Bevor am Nachmittag Nicholas McGegan mit seinem Einführungsvortrag die Festspiele offiziell eröffnete, fand am Vormittag im Alten Rathaus die Ausstellungseröffnung Paul Thiersch und die Bühne statt. Hierbei wurden nicht nur Bühnenbildentwürfe zu Aufführungen der Göttinger Händel-Festspiele aus den Jahren zwischen 1920 bis 1924 gezeigt, sondern das große Spektrum dessen, das die Arbeiten Paul Thierschs generell aufweisen.
Die wohl gegliederte und sehr eindrucksvolle Ausstellung wurde übrigens in Halle von Dr. Katja Schneider konzipiert und war letztes Jahr zu den dortigen Festspielen erstmals zu sehen. Auch die Konzeption und Redaktion des wunderschönen Katalogs lag in den Händen von Frau Dr. Schneider.
Musikalisch umrahmt wurde die Ausstellungseröffnung mit der Suite op. 131c Nr. 2 d-moll für Violoncello von Max Reger (1915), mit der die junge und sehr begabte Cellistin Katharina Troe eine excellente Visitenkarte ihres Könnens abgab.

Im - wieder einmal - völlig überfüllten Studio des Deutschen Theaters gab dann Festspielleiter Nicholas McGegan mit seinem Einführungsvortrag Händel und seine deutschen Freunde erneut eine Kostprobe seines Talentes als Entertainer. Sowohl historisch entscheidende Fakten als auch farbige Darstellungen der Zeitumstände präsentierend begeisterte er mit seinem sympathischen Plauderton - in Deutsch, Englisch und Französisch - die Anwesenden, für die diese Veranstaltung zum obligatorischen, amüsanten Auftakt der Festspiele gehört.

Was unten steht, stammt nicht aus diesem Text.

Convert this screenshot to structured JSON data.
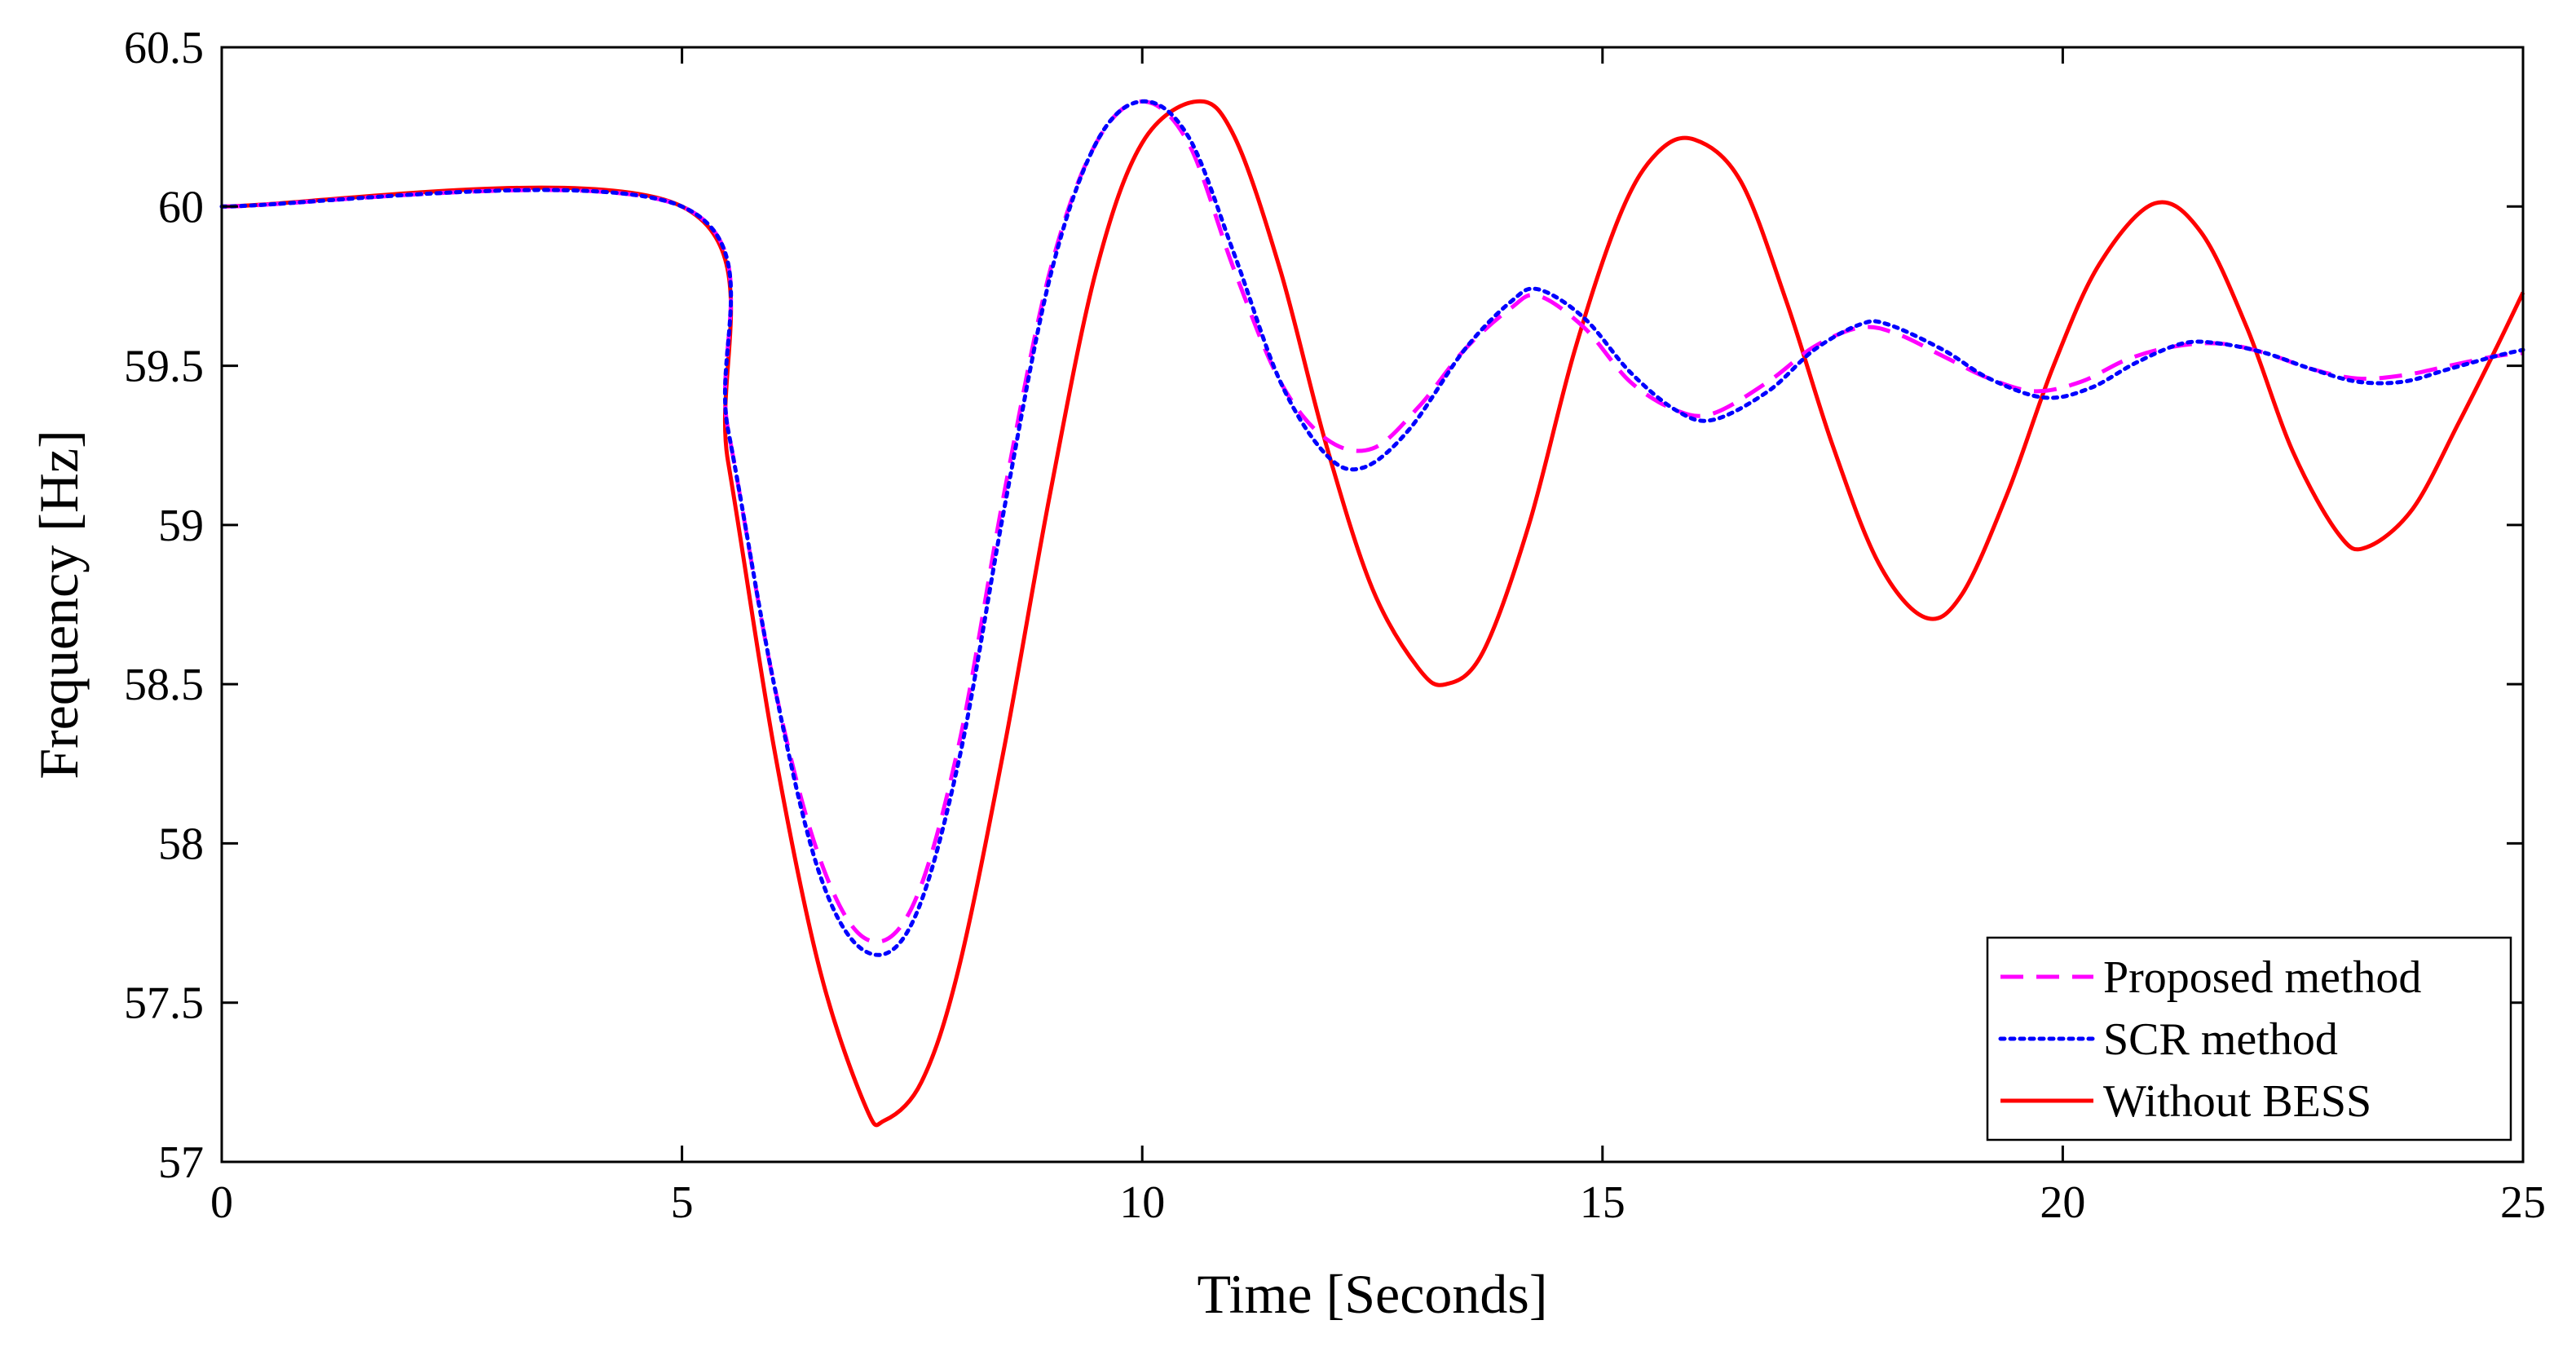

Die am Abend im Deutschen Theater zur Aufführung gelangte Produktion von Händels Oper Riccardo Primo wurde dann allerdings weniger zu einem Vergnügen. Zwar nimmt diese Oper Händels schon gleich durch den beeindruckenden, stürmischen Beginn mit Unwetter, Donner und Blitz, kenterndem Schiff und der Rettung der Schiffbrüchigen den Zuschauer für sich gefangen, aber leider kam weder Sturm noch irgendein anderer dramatischer Impuls aus dem Orchestergraben. Die dieses Jahr erstmals engagierte The Hanover Band aus Brighton enttäuschte auf (fast) ganzer Linie. Einzig einige schöne Flöten-Soli und die eine oder andere lyrische Passage hatten das Niveau, das man seit Jahren von dem erstklassigen Freiburger Barockensemble geboten bekam. In dieser Besetzung jedenfalls ist die Hanover Band - mit unpräzis und völlig blutarm spielenden Streichern und unschön klingenden Oboen - in keinster Weise eines so anspruchsvollen Festivals würdig.
Im Gegenteil dazu konnten aber zumindest die Solisten Penelope Walker (Riccardo Primo), Lynda Russell (Constanza), Lorna Anderson (Pulcheria), David Thomas (Isacio) und George Mosley (Berardo) den musikalischen Eindruck des Abends noch verbessern. Janet Shell als Oronte war allerdings für diese Partie stimmlich nicht durchschlagskräftig genug.
Nicholas McGegan schien sich mit dem orchestralen fast-food abgefunden zu haben, mühte sich aber trotzdem, dem Abend noch ein festivalwürdiges Niveau zu geben.
In den bezaubernden - nach barockern Mustern gearbeiteten - Bühnenbildern von Scott Blake und den aufwendigen Kostümen von Bonnie Krüger (=> Aufführungsfotos) agierten die Sänger in der Inszenierung von Kate Brown - die hier zum ersten Mal Regie führte - recht unterschiedlich. Abgesehen davon, daß die Partien natürlich unterschiedlichen "Charakters" sind, ist keine durchgängige Konzeption in der Personenführung - wie sie z. B. bei Drew Minter vor Jahren zu sehen war - zu erkennen gewesen. Trotzdem waren viele Szenen überzeugend gearbeitet.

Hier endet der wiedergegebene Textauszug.